5 men who need to win this week’s Open Championship for their season to be viewed as a success



The year’s final major championship is upon us, with 156 players ready to battle it out at Royal Portrush for the Claret Jug. The oldest tournament in the sport presents the last opportunity for players to achieve major glory for nine months, and while some players will look back at this year’s majors and view them as a success, others will see them as a missed opportunity.

Here are five players who will tee it up at The Open, needing a win to transform their season, and in doing so, their career.

Adam Scott

Adam Scott has looked revived in 2019 with four top-10 finishes, including a T7 at the U.S. Open and a T8 at the PGA Championship. The Australian hasn’t won since 2016, and at 39-years-old, Scott knows better than anyone that the final narrative over his career comes down to whether or not he can add to his lone major championship victory he achieved at the 2013 Masters.

Speaking following his final round at Pebble Beach last month, Scott stated

“I’m angry; I want to win one of these so badly. I play so much consistent golf. But that’s kind of annoying; I’d almost rather miss every cut and win one tournament for the year if that win was a major.” 

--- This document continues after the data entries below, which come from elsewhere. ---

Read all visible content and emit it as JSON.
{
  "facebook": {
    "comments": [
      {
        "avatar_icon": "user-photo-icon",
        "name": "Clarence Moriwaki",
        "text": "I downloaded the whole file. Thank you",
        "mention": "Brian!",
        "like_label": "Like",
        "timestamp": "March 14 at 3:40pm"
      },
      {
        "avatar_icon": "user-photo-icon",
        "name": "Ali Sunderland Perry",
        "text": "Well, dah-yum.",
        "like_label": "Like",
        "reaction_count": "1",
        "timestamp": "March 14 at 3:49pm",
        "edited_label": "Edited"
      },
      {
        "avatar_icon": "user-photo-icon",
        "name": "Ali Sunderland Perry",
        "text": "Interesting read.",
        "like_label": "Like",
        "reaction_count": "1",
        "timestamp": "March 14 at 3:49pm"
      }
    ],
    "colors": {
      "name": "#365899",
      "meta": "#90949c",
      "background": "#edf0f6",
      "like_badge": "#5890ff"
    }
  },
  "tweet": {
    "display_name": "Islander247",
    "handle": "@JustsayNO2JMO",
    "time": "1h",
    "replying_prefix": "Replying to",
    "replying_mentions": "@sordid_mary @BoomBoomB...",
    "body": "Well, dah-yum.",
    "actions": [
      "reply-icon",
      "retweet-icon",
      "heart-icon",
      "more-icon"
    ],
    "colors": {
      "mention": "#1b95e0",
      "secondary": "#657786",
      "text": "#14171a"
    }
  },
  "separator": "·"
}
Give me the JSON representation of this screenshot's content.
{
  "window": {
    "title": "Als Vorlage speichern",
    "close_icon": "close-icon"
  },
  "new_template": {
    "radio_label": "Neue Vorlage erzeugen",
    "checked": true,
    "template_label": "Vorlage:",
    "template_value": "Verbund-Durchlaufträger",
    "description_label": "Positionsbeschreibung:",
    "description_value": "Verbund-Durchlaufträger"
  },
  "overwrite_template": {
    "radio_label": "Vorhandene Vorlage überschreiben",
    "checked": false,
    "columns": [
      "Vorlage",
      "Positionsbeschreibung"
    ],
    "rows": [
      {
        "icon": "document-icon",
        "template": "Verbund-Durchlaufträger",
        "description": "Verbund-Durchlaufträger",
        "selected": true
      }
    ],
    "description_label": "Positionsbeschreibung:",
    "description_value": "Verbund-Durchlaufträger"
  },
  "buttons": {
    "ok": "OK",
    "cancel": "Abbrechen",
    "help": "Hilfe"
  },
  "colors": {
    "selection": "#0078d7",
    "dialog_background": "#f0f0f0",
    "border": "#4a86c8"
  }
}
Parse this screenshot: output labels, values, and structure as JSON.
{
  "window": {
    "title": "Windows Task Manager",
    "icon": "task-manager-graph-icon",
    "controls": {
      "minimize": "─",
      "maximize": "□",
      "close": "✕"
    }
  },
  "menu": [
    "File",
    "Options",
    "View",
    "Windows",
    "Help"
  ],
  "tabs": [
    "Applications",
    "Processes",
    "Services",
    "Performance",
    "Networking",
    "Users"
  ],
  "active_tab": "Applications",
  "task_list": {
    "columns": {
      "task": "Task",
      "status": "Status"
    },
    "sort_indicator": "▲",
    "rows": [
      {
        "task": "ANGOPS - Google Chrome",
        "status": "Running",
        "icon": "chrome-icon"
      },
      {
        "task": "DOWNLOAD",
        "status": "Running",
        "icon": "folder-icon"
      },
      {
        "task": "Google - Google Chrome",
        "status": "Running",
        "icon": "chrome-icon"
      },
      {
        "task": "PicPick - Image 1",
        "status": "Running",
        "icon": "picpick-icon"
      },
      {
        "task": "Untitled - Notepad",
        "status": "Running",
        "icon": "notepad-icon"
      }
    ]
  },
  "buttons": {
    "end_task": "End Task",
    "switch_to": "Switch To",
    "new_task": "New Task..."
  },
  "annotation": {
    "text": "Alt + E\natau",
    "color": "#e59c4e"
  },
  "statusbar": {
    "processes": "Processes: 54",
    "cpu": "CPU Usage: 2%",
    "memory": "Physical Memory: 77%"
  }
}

A gut-wrenching finish cost Scott the Claret Jug at Royal Lytham and St. Annes seven years ago, and the 39-year-old has held at least a share of the back-nine lead on Sunday on three occasions at the event since 2012. The Australian’s statement following the U.S. Open says it all; a successful 2019 depends on whether or not he can finally put his Open Championship demons to bed.

Dustin Johnson

With a win in Mexico earlier this year, Dustin Johnson has now made it 11 straight seasons with at least one victory on the PGA Tour. However, Johnson continues to be judged, rightly or wrongly, on his struggles to capture major championships. The 35-year-old remains on one major victory for his career, which is a hugely disappointing total for a player of his talent.

Should the American remain stuck on one major for another nine months following this week’s event, it’s hard to imagine the 35-year-old feeling satisfied. Johnson came to Pebble Beach last month as the prohibitive favorite and failed to fire, but it’s what occurred at the PGA Championship which will leave a sour taste. With Brooks Koepka feeling the heat, Johnson had the opportunity to step up and reverse his major championship fortune, but two bogeys in his final three holes just added to his ‘nearly man’ tag at the most significant events.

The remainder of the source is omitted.